“University will be the best time of your life!” I can guarantee that if you are a student, you have heard this at least once. I know I definitely have. Throughout fiction, university is portrayed as a life-changing experience where you meet amazing friends and truly find yourself. But how does real life compare to this?
I delved into the best fiction books set at university to see how well they paint the picture.
Starter For Ten
Starter for Ten by David Nicholls follows the first-person narrative of Brian Jackson in his first year at Bristol University in 1985 as he deals with education, love and identity. It is really relatable to the university experience, including the first awkward conversations with flatmates, struggling with work, and of course there is a classic love triangle thrown in there.
Brian believes knowledge is power and has a remarkable range of general knowledge. This leads him to audition for a place on the University Challenge Team, a dream he has had since childhood. However, all of Brian’s morals seem to go out of the window within his first week. At the University Challenge trials he gives away his answers to fellow student, Alice Harbinson, leaving him without a place on the team. Although this is early on in the book, this seems out of character for Brian. He values knowledge above all and this was both his and his late father’s dream, yet he throws it away to win the affection of a beautiful girl.
The book is comedic and makes light of all the situations Brian throws himself into, which is really refreshing and fun. University is often portrayed as a really happy time, and it can be. But what I like about this book is that it shows that you will make mistakes and get things wrong. University is a huge, and sometimes messy, learning curve about finding out what is important to you and who you really are, a message that is central to Starter For Ten.
Brian also struggles a lot with his identity throughout the book, which is comparable to real life. He feels like a different person at his home in Southend than he is at University, and finds that when he returns home for Christmas, he doesn’t get on with his friends as well. Before he leaves, Brian’s friend Tone says says “You’re not going to turn into a wanker, are you?”, followed by his friend Spencer with “He means you’re not going to get all studenty on us”.
This may be relatable for some people as moving away from home and meeting new people can be difficult. You live in accommodation with people from all over the country, from all different backgrounds. Life is different from your hometown, and you may grow into a completely different person.
Switching to American university fiction, otherwise known as college, I read Fangirl by Rainbow Rowell. The book follows the lives of twins Wren and Cath, who are polar opposites. Wren is outgoing and popular whilst Cath is timid due to suffering with social anxiety, and therefore struggles when they become Freshmen at the University of Nebraska-Lincoln. This book is a must-read for anyone who is going through a tough time at university or is an introvert. It tells the story of Cath’s growth as a person, whilst highlighting struggles such as making friends, family problems at home, and the transition from a teenager to a young adult.
One of my favourite quotes from the book is “In new situations, all the trickiest rules are the ones nobody bothers to explain to you. (And the ones you can’t Google.)” This really encapsulates life at university.

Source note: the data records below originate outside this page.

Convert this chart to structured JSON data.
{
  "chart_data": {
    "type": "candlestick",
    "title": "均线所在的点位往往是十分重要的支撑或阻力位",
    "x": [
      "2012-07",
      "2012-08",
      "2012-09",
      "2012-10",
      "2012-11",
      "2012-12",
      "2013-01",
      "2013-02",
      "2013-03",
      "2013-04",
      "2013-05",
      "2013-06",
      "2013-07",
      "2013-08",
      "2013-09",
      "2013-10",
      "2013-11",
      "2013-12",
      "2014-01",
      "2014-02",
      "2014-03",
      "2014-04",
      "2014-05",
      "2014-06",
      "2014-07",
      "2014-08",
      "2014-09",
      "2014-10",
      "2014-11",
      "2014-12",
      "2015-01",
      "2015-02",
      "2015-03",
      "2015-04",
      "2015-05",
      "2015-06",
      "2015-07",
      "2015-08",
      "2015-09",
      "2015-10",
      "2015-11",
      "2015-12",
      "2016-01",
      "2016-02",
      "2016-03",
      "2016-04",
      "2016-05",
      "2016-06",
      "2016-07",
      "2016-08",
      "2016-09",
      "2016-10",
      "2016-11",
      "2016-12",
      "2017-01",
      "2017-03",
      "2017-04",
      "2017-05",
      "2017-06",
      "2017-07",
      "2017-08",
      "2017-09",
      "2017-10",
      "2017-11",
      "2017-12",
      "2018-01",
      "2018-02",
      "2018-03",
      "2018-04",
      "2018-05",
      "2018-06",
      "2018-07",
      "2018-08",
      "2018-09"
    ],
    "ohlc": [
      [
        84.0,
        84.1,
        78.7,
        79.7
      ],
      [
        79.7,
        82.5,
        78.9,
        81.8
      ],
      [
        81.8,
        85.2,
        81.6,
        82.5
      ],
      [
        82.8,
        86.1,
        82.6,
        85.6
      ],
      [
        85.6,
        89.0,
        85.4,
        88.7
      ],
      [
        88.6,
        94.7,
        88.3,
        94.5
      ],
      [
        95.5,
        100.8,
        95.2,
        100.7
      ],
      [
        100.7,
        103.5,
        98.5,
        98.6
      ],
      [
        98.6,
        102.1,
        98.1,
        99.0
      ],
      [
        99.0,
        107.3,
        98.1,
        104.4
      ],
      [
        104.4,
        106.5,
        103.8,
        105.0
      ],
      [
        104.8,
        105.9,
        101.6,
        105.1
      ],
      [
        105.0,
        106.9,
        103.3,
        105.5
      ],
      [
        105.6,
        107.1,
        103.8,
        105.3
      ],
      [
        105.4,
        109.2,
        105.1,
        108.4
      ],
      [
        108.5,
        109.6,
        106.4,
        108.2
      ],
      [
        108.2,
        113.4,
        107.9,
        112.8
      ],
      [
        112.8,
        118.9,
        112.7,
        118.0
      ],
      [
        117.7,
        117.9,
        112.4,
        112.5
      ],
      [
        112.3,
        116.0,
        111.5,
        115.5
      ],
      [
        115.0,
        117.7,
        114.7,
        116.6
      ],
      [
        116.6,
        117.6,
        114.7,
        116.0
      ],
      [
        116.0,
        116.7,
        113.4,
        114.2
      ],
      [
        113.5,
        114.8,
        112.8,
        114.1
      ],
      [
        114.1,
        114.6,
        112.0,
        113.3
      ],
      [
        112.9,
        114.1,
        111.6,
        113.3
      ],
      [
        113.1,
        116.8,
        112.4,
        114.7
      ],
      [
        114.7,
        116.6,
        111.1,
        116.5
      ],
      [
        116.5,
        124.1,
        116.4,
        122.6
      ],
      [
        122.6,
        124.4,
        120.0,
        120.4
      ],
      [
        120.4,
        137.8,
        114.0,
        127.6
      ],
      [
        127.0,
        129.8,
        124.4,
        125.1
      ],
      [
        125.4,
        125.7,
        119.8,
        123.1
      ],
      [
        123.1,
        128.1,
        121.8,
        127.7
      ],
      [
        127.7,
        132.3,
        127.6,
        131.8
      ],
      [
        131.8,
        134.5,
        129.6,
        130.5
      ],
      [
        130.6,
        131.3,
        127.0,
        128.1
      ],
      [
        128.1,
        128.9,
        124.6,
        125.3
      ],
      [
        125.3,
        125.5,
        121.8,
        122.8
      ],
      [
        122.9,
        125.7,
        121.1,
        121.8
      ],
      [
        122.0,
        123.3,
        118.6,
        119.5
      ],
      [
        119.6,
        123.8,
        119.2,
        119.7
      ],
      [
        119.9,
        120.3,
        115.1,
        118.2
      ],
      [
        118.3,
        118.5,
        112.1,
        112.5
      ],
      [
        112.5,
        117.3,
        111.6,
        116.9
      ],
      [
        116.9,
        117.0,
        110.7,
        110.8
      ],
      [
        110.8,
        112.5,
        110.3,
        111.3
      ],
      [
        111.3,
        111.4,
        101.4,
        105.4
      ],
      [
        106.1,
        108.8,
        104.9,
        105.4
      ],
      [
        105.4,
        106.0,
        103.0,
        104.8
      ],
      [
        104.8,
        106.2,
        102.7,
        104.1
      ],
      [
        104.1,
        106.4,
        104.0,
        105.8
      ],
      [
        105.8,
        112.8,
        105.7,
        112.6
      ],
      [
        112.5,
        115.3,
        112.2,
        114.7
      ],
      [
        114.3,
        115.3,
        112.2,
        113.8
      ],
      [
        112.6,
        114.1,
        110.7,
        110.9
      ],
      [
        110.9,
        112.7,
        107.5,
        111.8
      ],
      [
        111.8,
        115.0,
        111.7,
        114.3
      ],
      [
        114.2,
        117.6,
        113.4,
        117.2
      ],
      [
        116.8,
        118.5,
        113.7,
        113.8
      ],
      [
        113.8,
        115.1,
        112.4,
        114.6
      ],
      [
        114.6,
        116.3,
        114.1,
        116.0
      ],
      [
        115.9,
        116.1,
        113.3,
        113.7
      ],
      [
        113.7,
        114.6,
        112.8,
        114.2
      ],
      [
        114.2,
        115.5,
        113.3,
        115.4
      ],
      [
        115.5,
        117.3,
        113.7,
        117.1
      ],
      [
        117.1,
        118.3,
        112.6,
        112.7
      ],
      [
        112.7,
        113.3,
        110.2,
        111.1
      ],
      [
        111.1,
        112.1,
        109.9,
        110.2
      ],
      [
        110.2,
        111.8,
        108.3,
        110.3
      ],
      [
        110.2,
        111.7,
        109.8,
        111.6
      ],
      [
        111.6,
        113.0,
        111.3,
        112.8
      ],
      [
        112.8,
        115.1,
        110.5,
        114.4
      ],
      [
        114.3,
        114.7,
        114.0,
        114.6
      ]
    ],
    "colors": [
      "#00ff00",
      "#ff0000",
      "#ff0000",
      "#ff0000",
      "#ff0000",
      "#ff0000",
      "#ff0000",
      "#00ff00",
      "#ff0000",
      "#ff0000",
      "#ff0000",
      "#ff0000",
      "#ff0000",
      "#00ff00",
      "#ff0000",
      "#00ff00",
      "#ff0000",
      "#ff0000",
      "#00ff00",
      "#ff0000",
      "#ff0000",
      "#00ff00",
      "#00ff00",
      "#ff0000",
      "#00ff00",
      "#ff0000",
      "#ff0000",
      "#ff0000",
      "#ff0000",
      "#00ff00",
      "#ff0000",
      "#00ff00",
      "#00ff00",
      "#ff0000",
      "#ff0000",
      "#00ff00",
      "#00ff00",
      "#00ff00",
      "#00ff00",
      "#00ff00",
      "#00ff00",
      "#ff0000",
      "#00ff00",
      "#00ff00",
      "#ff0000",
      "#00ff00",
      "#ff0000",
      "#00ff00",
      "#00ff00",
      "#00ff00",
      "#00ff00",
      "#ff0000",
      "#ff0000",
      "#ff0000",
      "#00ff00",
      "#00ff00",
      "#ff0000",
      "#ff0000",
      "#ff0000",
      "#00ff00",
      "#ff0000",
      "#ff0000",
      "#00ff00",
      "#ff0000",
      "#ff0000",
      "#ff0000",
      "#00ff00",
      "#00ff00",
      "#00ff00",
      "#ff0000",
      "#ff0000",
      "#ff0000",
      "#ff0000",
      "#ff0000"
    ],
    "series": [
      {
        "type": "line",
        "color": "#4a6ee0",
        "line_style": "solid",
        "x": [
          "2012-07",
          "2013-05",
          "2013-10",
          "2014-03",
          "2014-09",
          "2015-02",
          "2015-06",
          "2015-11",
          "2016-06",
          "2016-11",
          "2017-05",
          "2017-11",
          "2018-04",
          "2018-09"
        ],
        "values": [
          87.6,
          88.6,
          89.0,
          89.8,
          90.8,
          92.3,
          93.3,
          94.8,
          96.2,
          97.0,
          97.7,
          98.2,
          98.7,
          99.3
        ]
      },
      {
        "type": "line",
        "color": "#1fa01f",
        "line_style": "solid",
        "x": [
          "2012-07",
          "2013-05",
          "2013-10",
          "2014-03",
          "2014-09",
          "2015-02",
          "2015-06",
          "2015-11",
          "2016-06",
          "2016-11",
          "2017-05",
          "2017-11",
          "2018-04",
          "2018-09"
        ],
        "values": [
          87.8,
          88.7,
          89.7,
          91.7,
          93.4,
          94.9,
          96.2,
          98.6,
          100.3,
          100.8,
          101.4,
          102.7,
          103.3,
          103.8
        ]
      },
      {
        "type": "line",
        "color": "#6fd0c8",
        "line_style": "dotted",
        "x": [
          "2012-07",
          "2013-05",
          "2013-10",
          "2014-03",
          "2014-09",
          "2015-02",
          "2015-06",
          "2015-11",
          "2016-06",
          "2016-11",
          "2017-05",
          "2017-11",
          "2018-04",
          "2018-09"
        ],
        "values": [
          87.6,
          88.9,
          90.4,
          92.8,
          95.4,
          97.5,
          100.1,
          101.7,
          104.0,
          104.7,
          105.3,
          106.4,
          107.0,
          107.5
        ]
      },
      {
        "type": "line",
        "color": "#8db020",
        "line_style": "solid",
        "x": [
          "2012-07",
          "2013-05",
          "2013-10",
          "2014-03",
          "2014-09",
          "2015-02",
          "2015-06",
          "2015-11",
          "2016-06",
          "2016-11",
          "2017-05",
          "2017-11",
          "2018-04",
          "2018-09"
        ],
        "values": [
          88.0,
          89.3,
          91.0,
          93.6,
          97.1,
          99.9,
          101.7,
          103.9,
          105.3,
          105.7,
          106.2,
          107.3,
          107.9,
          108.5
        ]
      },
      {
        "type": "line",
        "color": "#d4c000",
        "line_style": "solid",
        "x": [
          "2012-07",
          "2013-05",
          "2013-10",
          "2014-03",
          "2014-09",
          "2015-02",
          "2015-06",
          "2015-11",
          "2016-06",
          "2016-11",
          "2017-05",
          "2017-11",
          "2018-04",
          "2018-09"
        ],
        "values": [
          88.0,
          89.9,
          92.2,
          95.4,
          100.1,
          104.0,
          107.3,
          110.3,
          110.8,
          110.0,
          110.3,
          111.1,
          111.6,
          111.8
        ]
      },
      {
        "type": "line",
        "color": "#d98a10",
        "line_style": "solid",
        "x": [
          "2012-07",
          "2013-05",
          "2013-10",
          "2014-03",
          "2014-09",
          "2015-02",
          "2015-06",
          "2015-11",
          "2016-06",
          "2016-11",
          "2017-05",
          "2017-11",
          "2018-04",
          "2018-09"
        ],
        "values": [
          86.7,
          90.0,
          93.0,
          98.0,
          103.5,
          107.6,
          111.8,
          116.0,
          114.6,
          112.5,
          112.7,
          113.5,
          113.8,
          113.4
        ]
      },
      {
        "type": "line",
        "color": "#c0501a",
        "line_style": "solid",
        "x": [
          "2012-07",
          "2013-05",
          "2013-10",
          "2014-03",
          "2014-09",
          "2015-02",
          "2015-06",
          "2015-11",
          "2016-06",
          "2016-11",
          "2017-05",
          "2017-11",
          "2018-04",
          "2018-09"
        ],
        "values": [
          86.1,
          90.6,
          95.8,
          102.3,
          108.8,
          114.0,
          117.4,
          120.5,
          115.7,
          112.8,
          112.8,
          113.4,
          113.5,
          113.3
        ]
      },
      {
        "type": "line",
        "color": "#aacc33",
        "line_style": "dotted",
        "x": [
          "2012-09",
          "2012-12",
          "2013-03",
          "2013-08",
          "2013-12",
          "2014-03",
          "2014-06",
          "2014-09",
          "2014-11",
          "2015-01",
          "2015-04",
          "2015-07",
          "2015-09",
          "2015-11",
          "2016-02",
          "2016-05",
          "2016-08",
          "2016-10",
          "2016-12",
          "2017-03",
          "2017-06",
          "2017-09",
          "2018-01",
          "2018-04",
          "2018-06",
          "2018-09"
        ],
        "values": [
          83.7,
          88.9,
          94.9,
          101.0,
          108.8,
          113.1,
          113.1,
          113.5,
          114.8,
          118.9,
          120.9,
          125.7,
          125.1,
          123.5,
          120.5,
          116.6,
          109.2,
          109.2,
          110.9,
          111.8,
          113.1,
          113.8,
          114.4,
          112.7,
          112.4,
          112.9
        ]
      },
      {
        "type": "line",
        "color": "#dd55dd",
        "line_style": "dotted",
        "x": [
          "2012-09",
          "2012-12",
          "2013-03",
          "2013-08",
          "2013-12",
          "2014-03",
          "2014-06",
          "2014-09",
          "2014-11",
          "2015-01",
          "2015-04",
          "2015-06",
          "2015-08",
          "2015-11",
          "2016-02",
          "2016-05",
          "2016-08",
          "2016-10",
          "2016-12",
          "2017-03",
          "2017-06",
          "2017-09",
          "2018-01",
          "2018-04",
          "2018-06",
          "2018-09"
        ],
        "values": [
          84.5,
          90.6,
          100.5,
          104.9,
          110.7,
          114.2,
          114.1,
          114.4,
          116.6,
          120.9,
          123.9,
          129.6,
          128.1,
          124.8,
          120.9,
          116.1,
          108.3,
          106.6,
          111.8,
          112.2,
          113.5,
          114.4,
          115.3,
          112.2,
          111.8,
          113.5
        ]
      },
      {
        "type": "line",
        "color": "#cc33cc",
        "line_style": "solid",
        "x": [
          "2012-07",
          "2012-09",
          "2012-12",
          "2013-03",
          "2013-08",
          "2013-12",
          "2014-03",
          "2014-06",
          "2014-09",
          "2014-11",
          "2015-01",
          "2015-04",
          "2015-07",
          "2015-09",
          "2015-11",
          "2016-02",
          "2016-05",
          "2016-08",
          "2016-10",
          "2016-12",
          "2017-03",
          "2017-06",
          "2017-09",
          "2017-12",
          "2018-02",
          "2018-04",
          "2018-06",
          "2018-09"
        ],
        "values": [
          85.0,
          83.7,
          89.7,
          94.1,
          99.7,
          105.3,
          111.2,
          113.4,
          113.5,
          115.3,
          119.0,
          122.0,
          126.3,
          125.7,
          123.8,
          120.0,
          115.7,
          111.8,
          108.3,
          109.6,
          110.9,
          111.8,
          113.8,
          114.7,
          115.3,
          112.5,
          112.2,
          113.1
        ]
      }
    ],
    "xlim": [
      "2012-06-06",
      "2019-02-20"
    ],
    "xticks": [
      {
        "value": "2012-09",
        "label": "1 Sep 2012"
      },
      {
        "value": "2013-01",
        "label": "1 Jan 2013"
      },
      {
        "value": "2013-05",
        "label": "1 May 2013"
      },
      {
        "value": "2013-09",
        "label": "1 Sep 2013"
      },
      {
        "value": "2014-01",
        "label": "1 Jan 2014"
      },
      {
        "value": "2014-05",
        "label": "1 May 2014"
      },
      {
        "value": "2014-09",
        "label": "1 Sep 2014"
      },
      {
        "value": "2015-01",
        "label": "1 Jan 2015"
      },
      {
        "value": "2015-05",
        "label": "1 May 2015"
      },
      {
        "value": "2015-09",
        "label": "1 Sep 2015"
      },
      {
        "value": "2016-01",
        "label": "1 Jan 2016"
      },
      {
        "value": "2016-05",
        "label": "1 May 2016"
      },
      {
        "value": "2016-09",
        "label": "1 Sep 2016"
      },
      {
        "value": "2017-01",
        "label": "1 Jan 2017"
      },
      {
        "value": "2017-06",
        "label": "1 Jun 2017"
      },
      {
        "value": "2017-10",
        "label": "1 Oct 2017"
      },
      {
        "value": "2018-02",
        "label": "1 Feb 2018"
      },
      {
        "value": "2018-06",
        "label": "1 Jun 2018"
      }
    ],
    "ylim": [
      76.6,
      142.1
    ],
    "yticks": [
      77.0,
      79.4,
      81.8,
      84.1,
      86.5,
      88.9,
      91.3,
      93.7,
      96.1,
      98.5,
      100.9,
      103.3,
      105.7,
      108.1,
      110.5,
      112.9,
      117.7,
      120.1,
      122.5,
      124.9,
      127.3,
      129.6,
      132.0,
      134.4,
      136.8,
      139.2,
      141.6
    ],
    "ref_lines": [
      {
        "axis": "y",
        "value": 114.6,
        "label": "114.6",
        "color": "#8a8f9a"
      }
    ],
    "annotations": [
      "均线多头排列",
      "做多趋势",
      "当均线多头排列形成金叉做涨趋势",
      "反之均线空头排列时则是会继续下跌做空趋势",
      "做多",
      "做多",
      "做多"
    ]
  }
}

Similar to Starter for Ten, Fangirl presents university life as far from perfect, whilst still including all of the amazing highs such as Cath’s adoration for her writing class and her romance with fellow student Levi.
Finally, I have to talk about Normal People by Sally Rooney. It is such a deep and intense piece of fiction, following the complex relationship between Connell Waldron and Marianne Sheridan, as they attend the same secondary school, and later reconnect at university (Trinity College Dublin).
Rooney provides a raw and intense view of university life and how it can differ for everyone. Marianne excels in her classes and becomes a social butterfly, unlike at school where she was lonely and bullied. It’s the opposite scenario for Connell. He is used to being the popular boy at school, ashamed to admit his relationship with Marianne. At university he struggles with social anxiety and depression, leading him down a dark path that Rooney executes perfectly. The book tackles mental health at university in a way I have never seen before and could be relatable for so many people.
Overall, I would recommend all three of these books to anyone studying at university. They highlight the highs and lows of the experience, whilst keeping you entertained throughout.